Complete control over this algorithm is provided by the
arguments start
and control
which are passed
to rmh
.
For simultaneous critical envelopes (global=TRUE
)
the following options are also useful:
ginterval
determines the interval of \(r\) values
over which the deviation between curves is calculated.
It should be a numeric vector of length 2.

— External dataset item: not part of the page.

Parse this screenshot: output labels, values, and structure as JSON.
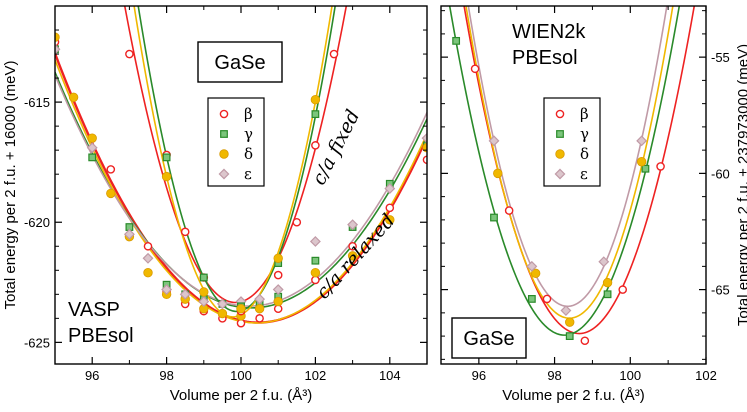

There is a sensible default (namely, the recommended plotting
interval for fun(X)
, or the range of r
values if
r
is explicitly specified).
transform
specifies a transformation of the
summary function fun
that will be carried out before the
deviations are computed.
Such transforms are useful if global=TRUE
or
VARIANCE=TRUE
.
The transform
must be an expression object
using the symbol .
to represent the function value
(and possibly other symbols recognised by with.fv
).
For example,
the conventional way to normalise the \(K\) function
(Ripley, 1981) is to transform it to the \(L\) function
\(L(r) = \sqrt{K(r)/\pi}\)
and this is implemented by setting
transform=expression(sqrt(./pi))
.
It is also possible to extract the summary functions for each of the
individual simulated point patterns, by setting savefuns=TRUE
.
Then the return value also
has an attribute "simfuns"
containing all the
summary functions for the individual simulated patterns.
It is an "fv"
object containing
functions named sim1, sim2, ...
representing the nsim
summary functions.
It is also possible to save the simulated point patterns themselves,
by setting savepatterns=TRUE
. Then the return value also has
an attribute "simpatterns"
which is a list of length
nsim
containing all the simulated point patterns.
See plot.envelope
and plot.fv
for information about how to plot the envelopes.
Different envelopes can be recomputed from the same data
using envelope.envelope
.
Envelopes can be combined using pool.envelope
.